Bullous pemphigoid: There have been post-marketing reports of bullous pemphigoid requiring hospitalization in patients taking other DPP-4 inhibitors. In reported cases, patients typically recovered with topical or systemic immunosuppressive treatment and discontinuation of the DPP-4 inhibitor. Patients should be instructed to report development of blisters or erosions to their doctors while receiving Zemimet SR. If bullous pemphigoid is suspected, Zemimet SR should be discontinued and a dermatologist should be consulted for diagnosis and proper treatment.
Surgery: As Zemimet SR contains metformin, the treatment should be discontinued 48 hours before elective surgery with general, spinal, or epidural anaesthesia. Zemimet SR should not usually be resumed earlier than 48 hours afterwards and only after renal function has been re-evaluated and found to be normal.
Administration of iodinated contrast agent: The intravascular administration of iodinated contrast agents in radiological studies can lead to renal failure which has been associated with lactic acidosis in patients receiving metformin. Therefore, Zemimet SR must be discontinued prior to, or at the time of the test and not reinstituted until 48 hours afterwards, and only after renal function has been re-evaluated and found to be normal.
Regular monitoring of thyroid-stimulating hormone (TSH) levels is recommended in patients with hypothyroidism.
Long-term treatment with metformin has been associated with a decrease in vitamin B12 serum levels which may cause peripheral neuropathy. Monitoring of the vitamin B12 level is recommended.
Other precautions: All patients should continue their diet with a regular distribution of carbohydrate intake during the day.
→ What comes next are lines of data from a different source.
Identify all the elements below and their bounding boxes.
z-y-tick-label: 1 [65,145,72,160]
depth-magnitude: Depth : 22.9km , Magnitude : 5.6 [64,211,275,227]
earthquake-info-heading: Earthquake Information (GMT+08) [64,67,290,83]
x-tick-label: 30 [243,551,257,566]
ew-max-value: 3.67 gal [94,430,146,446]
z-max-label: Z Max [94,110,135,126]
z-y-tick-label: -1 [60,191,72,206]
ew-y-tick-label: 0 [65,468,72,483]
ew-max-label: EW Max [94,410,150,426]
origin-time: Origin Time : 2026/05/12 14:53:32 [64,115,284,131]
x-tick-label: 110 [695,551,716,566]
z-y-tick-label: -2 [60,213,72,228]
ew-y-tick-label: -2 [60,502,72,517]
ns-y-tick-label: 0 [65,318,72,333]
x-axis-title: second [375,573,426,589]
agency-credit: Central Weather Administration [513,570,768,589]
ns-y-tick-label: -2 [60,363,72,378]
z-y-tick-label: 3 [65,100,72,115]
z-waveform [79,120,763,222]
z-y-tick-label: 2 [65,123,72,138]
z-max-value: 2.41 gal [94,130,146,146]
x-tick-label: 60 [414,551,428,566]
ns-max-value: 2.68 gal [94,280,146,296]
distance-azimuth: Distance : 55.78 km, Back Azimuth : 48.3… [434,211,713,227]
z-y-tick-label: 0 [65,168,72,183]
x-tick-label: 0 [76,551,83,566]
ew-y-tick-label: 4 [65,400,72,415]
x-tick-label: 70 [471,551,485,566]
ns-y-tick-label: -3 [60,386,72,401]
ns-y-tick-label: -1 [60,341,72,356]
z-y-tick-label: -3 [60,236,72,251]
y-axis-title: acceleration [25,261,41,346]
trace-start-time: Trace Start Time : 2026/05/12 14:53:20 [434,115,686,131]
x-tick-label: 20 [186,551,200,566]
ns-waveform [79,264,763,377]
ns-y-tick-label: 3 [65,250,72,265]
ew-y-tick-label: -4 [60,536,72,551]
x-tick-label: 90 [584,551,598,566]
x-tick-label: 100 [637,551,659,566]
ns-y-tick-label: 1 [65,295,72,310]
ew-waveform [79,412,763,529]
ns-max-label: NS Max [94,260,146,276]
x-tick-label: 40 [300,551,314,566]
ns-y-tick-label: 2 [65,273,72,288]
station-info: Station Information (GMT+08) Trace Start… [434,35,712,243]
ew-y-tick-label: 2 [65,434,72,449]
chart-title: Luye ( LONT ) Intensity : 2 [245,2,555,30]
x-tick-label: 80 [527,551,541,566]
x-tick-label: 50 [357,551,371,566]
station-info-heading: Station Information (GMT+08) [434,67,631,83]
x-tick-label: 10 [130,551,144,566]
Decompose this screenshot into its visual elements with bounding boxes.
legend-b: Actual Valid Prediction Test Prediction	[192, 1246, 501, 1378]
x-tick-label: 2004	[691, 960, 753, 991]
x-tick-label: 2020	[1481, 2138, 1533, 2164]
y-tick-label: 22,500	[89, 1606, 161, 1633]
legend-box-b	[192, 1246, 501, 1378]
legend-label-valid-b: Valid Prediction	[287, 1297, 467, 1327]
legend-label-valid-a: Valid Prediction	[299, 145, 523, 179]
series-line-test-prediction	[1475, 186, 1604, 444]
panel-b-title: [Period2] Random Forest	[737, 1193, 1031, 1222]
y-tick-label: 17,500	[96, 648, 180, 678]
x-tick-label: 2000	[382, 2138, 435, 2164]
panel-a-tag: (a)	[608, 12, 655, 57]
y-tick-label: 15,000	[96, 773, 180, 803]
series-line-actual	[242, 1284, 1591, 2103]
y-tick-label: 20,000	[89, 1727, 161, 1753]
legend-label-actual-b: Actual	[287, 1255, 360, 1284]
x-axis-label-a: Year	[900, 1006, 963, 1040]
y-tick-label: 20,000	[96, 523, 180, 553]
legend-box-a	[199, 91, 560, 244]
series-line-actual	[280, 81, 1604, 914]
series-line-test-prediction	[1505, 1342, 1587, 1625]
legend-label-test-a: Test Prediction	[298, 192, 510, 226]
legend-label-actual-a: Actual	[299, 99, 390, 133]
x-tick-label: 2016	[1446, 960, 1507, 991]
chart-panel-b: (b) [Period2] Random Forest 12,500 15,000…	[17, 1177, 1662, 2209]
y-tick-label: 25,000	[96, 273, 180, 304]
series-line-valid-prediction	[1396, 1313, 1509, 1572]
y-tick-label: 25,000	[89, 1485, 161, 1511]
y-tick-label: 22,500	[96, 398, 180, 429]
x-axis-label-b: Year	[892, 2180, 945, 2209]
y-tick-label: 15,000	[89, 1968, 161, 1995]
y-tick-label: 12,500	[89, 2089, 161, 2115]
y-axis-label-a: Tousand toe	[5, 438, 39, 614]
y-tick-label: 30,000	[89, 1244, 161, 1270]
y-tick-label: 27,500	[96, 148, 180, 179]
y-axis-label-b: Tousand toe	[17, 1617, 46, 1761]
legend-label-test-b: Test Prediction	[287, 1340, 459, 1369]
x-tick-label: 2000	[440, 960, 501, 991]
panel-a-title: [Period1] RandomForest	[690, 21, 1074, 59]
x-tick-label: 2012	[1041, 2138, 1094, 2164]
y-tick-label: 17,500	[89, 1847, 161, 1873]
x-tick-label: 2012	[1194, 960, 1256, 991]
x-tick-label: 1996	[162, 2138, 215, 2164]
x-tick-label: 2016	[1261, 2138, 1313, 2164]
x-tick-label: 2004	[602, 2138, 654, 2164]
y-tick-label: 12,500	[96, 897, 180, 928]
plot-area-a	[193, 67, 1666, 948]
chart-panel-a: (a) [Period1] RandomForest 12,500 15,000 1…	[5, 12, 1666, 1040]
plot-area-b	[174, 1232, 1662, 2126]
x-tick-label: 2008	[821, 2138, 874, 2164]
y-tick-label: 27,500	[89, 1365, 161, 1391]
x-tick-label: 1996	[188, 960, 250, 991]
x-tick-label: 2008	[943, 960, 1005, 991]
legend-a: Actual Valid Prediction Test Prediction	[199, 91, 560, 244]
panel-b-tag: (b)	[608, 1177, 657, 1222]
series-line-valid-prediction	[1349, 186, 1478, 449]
Overweight patients should continue their energy-restricted diet.
The usual laboratory tests for diabetes monitoring should be performed regularly.
The tablet shells may be present in the feces. Patients should be advised that this is normal.
Effects on ability to drive and use machines: When driving or using machines, caution should be exercised as dizziness has been reported. In addition, patients should be alerted to the risk of hypoglycemia when Zemimet SR is used in combination with other anti-diabetic medicinal products known to cause hypoglycemia (e.g. sulfonylureas, insulin).